Jones, the center’s heritage language teacher, and Quaempts, the Confederated Tribes of the Umatilla Indian Reservation language coordinator, started the class with the Umatilla afternoon greeting — niix pachwy.
“Niix pachwy!” more than a dozen kindergartners chanted back at them.
Four days a week, Jones and two CTUIR volunteers, Quaempts and Linda Sampson, visit each classroom and teach the kids both Umatilla language and culture through the Walk to Language program.
In its first year, the program has not only received praise from the Pendleton School District and the CTUIR, but also Gov.
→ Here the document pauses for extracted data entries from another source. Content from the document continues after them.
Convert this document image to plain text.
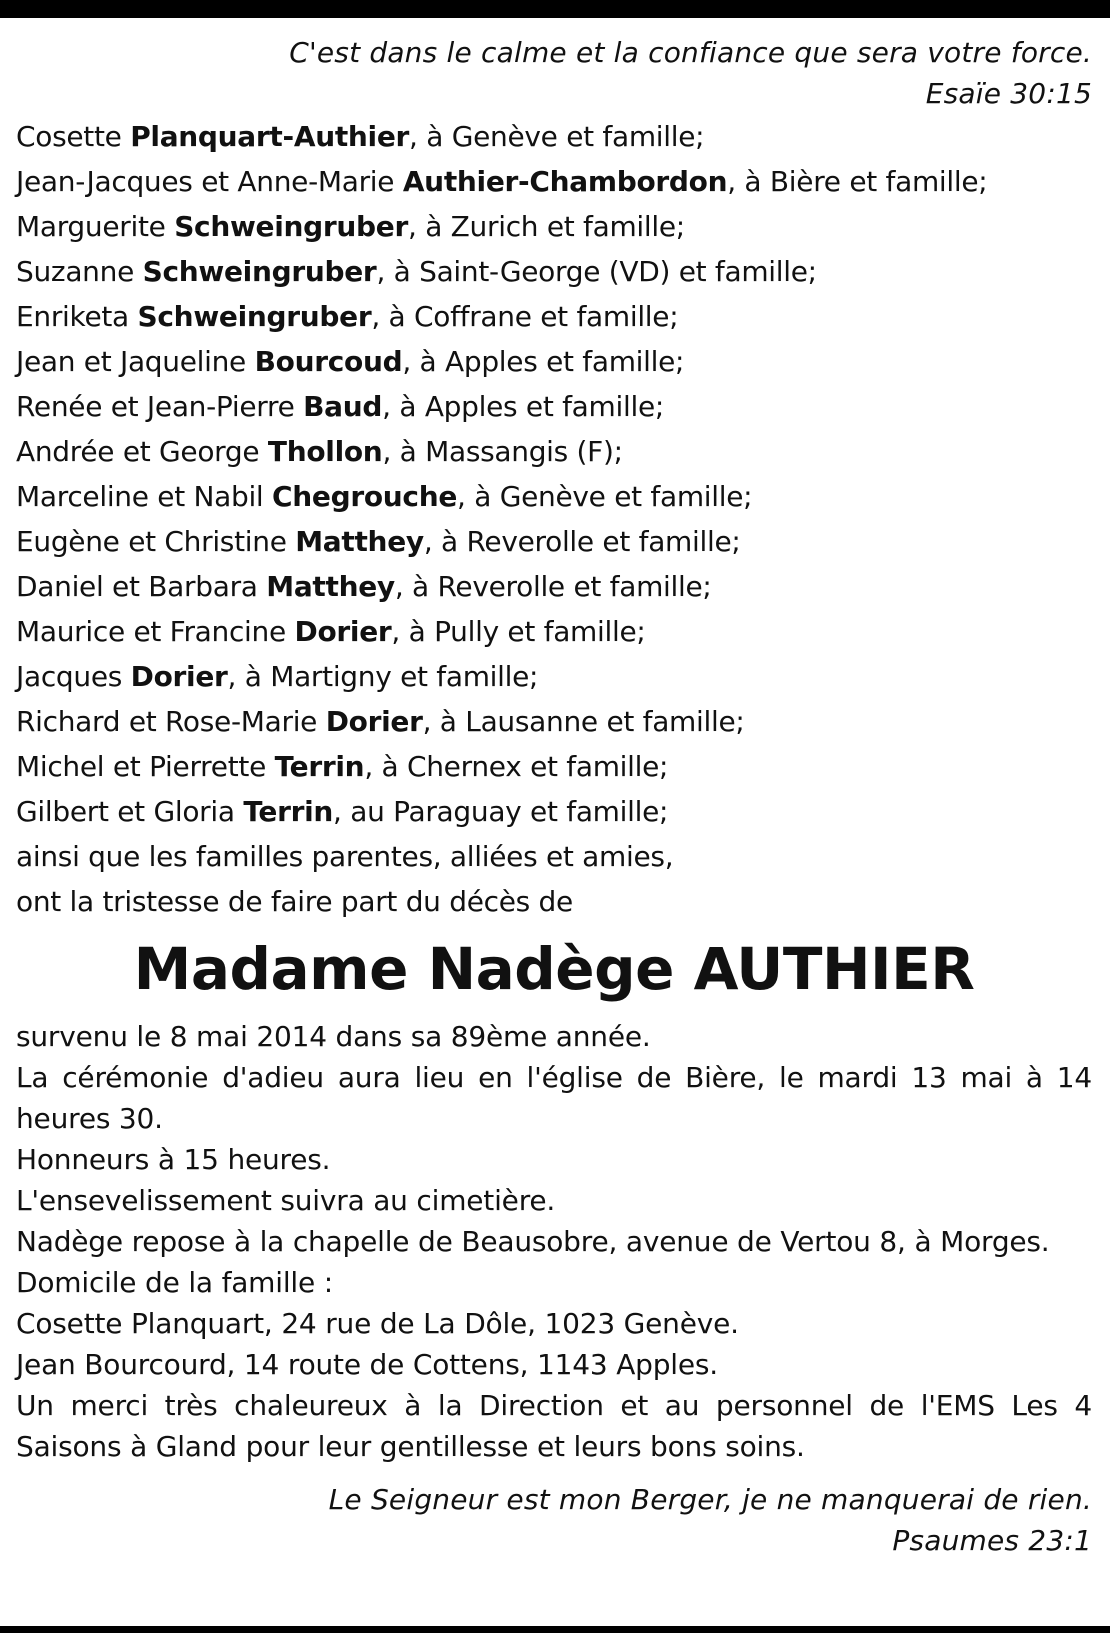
C'est dans le calme et la confiance que sera votre force.
Esaïe 30:15
Cosette Planquart-Authier, à Genève et famille;
Jean-Jacques et Anne-Marie Authier-Chambordon, à Bière et famille;
Marguerite Schweingruber, à Zurich et famille;
Suzanne Schweingruber, à Saint-George (VD) et famille;
Enriketa Schweingruber, à Coffrane et famille;
Jean et Jaqueline Bourcoud, à Apples et famille;
Renée et Jean-Pierre Baud, à Apples et famille;
Andrée et George Thollon, à Massangis (F);
Marceline et Nabil Chegrouche, à Genève et famille;
Eugène et Christine Matthey, à Reverolle et famille;
Daniel et Barbara Matthey, à Reverolle et famille;
Maurice et Francine Dorier, à Pully et famille;
Jacques Dorier, à Martigny et famille;
Richard et Rose-Marie Dorier, à Lausanne et famille;
Michel et Pierrette Terrin, à Chernex et famille;
Gilbert et Gloria Terrin, au Paraguay et famille;
ainsi que les familles parentes, alliées et amies,
ont la tristesse de faire part du décès de
Madame Nadège AUTHIER
survenu le 8 mai 2014 dans sa 89ème année.
La cérémonie d'adieu aura lieu en l'église de Bière, le mardi 13 mai à 14 heures 30.
Honneurs à 15 heures.
L'ensevelissement suivra au cimetière.
Nadège repose à la chapelle de Beausobre, avenue de Vertou 8, à Morges.
Domicile de la famille :
Cosette Planquart, 24 rue de La Dôle, 1023 Genève.
Jean Bourcourd, 14 route de Cottens, 1143 Apples.
Un merci très chaleureux à la Direction et au personnel de l'EMS Les 4 Saisons à Gland pour leur gentillesse et leurs bons soins.
Le Seigneur est mon Berger, je ne manquerai de rien.
Psaumes 23:1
Kate Brown, who observed a lesson when she toured the early learning center in March.
On Thursday afternoon, it was just Jones and Quaempts, who were teaching the children a lesson on salmon.
After teaching students the Umatilla names for the various varieties of salmon like chinook (tkwinat), coho (sinux) and sockeye (kalux), the teachers gave students cotton balls scented with chocolate or cinnamon and asked them to find a similar scent in the classroom, evoking the way salmon use their sense of smell to find the stream where they were born to spawn.
Jones and Quaempts wrapped the lesson by handing out crackers with salmon and a salmon-themed activity book published by the Columbia River Inter-Tribal Fish Commission.
As the students munched on their snacks and colored in the books, Quaempts recalled how different the district approached American Indian language and culture when she was a student at the early learning center, then known as Hawthorne Elementary School.
Quaempts remembered her teacher correcting her vociferously on her first day of school, making her use her American name instead of her Indian one.
Quaempts said those memories of feeling alone makes her honored to teach the next generation in a more inclusive way.
Walk to Language may play a part in keeping the Umatilla language alive.
The two other languages of the tribes that belong to the CTUIR — Walla Walla and Cayuse — have died out and only a handful of native Umatilla speakers remain.
Quaempts said its important for the non-Native students as well.
She said white farmers and ranchers used to learn Umatilla words and phrases to speak with their Indian neighbors, and teaching non-tribal members could similarly expand their cultural understanding.
The children seem to be retaining the Umatilla vocabulary and stoking their cultural curiosity.
Whenever a student runs into Quaempts in the community, they excitedly greet her with a “Niix pachwy,” or its morning or evening equivalent, and begin asking her about other words.
Early learning center faculty say the kids pick up on the language faster than the adults.
“It’s the highlight of their week,” teacher Joshua McGraw said.
Topics range from lessons on First Foods or winter words to teaching the kids Umatilla translations of Christmas songs like “Jingle Bells” and “The Dancing Christmas Tree,” but the teachers all agreed that Walk to Language was a benefit to their classroom.
As Walk to Language winds down its first year, Quaempts said she’s already committed to coming back next year to continue the lessons.